11. 11. A method for the treatment of a disease or condition in which noradrenaline and optionally also serotonin reuptake play a role, characterized in that it comprises a step of administering to a subject in need thereof an effective amount of the compound according to any of claims 1 to 9, including the compounds of conditions a) and b), or a pharmaceutically acceptable salt thereof.
12. 12. A method for the treatment of a disease or condition in which noradrenaline and optionally also serotonin reuptake play a role, and in which 5-HTα agonism is desirable, characterized in that it comprises a step of administering a a subject in need thereof, an effective amount of a compound according to any one of claims 1 to 9, including the compounds of conditions a) and b), or a pharmaceutically acceptable salt thereof.
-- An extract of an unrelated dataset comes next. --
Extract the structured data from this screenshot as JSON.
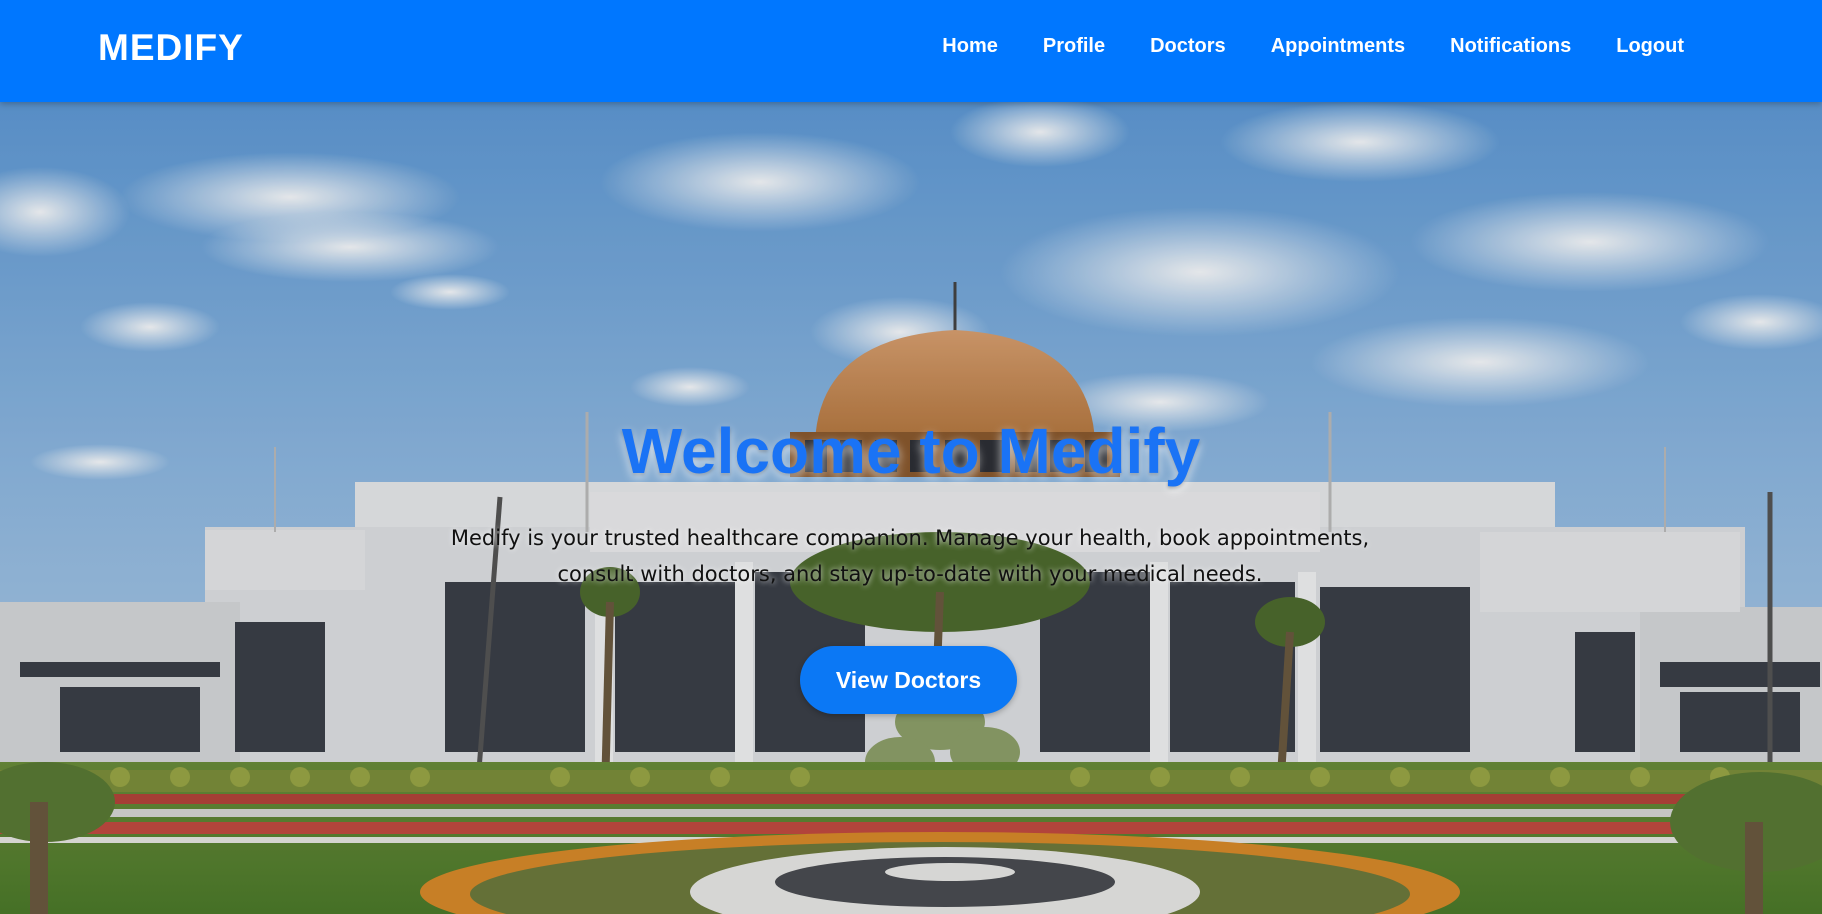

13. 13. A method for the regulation of food intake and / or satiety, characterized in that it comprises a step of administering to a subject in need thereof an effective amount of the compound according to any of claims 1 to 9, including the compounds of conditions a) and b), or a pharmaceutically acceptable salt thereof. 14 A method for the treatment of obesity, characterized in that it comprises a step of administering to a subject in need thereof an effective amount of the compound according to any of claims 1 to 9, including the compounds of conditions a) and b) , or a pharmaceutically acceptable salt thereof. 15. A method for the treatment of a disease metabolic selected from type II diabetes, metabolic syndrome (syndrome X), impaired tolerance to glucose, dyslipidemia, hyperlipidemia, hypertriglyceridemia, hypercholesterolemia, low HDL levels and hypertension, comprising a step of administering to a subject in need thereof a The effective amount of the compound according to any of claims 1 to 9, characterized in that it includes the compounds of conditions a) and b), or a pharmaceutically acceptable salt thereof. 16. A method for reducing the potential for cardiovascular side effects in the treatment of a disease or condition as defined according to any of claims 11 to 15, characterized in that it comprises a step of administering to a subject in need thereof, an effective amount of a compound according to any one of claims 1 to 8, which includes the compounds of conditions a) and b), or a pharmaceutically acceptable salt thereof. 17. A process for the production of a compound of the formula (I) characterized in that it comprises the step of reacting a compound of the formula (III): ip with a compound of the formula (IV) rv wherein R1 to R4 are as defined in claim 1 and G is hydrogen or a leaving group. 18. A compound of the formula (II): characterized in that R1, R2, R3 and R4 are as defined in claim 1. 19. A compound of the formula (X): X characterized in that R2, R3 and R4 are as defined in claim 1.